Recently, I had an amazing opportunity to attend the DSST (Digital Societies and Social Technologies) Summer Institute in College Park, MD. DSST brings together junior (e.g., postdoc, pre-tenure faculty) and established researchers from fields like Computer Science, HCI, Social Informatics, Information Science, Sociology, Anthropology, STS, and more. While there, I participated in workshops, got more familiar with methods used in other fields, and got a lot of great tips on articulating my research agenda (this is frequently a struggle for me because I have such broad research interests).
There is so much I could write about this event, but there is one particular issue that resonated in multiple presentations, workshops, and offline discussions — the issue of vocabulary. It seems to me, that the biggest problems in interdisciplinary work arise not when we don’t know the words the other person is using but when we use the same words in different way. Here are a few examples:
- Problem: In Computer Science, this term often means “research challenge,” as in “I’m working on the problem of how to connect parents and children who live apart.” However, in some Social Science domains the word “problem” may be reserved for situations that are broken or non-normative. In other words, “connecting parents and children” is not a problem to solve — I might be supporting families in facing the challenge of separation, but I’m not fixing something that is broken. In some ways, using the word “problem” takes agency away from the people we am trying to support, instead positioning the designer as “the fixer.” Usually, this is not what people who build systems actually mean. This is a loaded term and might be better avoided or replaced with “challenge.”
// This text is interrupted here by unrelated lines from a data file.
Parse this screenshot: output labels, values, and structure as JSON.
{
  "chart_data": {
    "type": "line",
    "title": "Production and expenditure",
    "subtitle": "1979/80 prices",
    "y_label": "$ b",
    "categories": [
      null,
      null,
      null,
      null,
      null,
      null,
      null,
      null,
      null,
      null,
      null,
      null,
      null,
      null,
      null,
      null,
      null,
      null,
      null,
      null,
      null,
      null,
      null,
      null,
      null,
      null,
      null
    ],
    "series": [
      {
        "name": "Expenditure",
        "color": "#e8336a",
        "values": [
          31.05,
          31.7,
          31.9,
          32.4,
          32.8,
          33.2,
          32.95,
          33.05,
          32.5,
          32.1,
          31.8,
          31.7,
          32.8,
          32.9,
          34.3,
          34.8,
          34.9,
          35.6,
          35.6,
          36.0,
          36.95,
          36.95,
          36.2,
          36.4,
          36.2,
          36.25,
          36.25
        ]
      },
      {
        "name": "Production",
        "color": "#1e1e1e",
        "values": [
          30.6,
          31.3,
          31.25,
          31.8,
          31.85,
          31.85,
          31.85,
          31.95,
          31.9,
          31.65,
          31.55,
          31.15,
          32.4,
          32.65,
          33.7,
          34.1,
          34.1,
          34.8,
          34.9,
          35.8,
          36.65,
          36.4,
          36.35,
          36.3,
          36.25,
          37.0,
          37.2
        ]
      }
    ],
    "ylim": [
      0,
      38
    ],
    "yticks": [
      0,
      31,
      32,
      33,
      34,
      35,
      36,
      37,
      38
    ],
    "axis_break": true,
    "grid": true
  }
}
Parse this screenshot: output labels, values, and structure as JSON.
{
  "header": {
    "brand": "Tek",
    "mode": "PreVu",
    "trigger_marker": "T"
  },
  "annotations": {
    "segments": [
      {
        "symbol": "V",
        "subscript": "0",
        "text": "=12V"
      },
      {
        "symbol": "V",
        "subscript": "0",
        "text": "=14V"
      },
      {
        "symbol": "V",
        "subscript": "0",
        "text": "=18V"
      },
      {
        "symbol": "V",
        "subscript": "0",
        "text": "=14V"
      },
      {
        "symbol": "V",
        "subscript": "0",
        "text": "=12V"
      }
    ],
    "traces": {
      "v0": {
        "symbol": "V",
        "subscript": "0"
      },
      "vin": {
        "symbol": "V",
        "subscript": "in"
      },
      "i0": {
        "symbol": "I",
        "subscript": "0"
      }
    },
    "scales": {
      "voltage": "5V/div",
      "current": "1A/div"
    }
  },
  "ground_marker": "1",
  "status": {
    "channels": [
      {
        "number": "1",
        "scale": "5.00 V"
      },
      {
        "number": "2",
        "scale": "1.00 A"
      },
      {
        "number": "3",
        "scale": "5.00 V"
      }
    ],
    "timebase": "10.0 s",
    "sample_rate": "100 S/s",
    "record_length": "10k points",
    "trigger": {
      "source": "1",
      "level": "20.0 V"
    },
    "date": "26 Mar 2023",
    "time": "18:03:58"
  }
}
- Theory: In Computer Science, this term often refers to the study of abstract constructs like Algorithms and Data Structures and frequently developed through mathematical proofs. In the Social Sciences, there are many types of theories serving different functions (my favorite reading on this is Halverston’s “What Does CSCW Need to DO with Theories?”). Theories are frequently heuristics used to understand and discuss empirical data and may or may not need to have strong predictive power. My personal observation is that theorists of both sorts have keen minds and a love for an elegant explanation and can become great friends once the vocabulary issues can be resolved.
- System: In Computer Science, “system” usually refers to a set of software and hardware that performs a specific function. At DSST, it was more frequently expanded and used to refer not just to the software and hardware but also to the people, practices, and ecosystems around the use of that particular tool.
- Ethnography: I’ve heard builders use this terms to refer to any sort of formative work that involves observing and talking to users. Not surprisingly, people who are trained as ethnographers might see this as an over-simplification. It’s hard to put the same label on a single week of observation versus two years of being embedded in a particular setting. Perhaps, rather than using the loaded term, it might make more sense to refer to specific methods used such as “two weeks of participatory observation” and “contextualized interviews.”
- Social Computing: This is a slippery terms, because we are all still trying to figure out what it means. This area is at the intersection of social science and computational systems, but what is included or excluded? As I spoke to people at the workshop, many equated Social Computing with either large-scale social network analysis (e.g., “we looked at 3 mill Tweets”) or Crowdsourcing (e.g., “we leveraged the crowd to do citizen science”). I was happy to provide a third possibility that I believe should be included in the definition: mediated communication for supporting one-to-one and small-group relationships. I hope that we continue to include things like videochat, ShareTable, haptic connectedness devices, small online support groups, etc. in our definitions and investigations of Social Computing.
In industry, most of our work happens in interdisciplinary groups. This kind of reflection has helped me understand why at times I have had trouble explaining my work or outlook to somebody from a different background, like formal methods or software engineering. DSST reminded me the importance of establishing a common ground and a common vocabulary in any work that brings together diverse disciplines.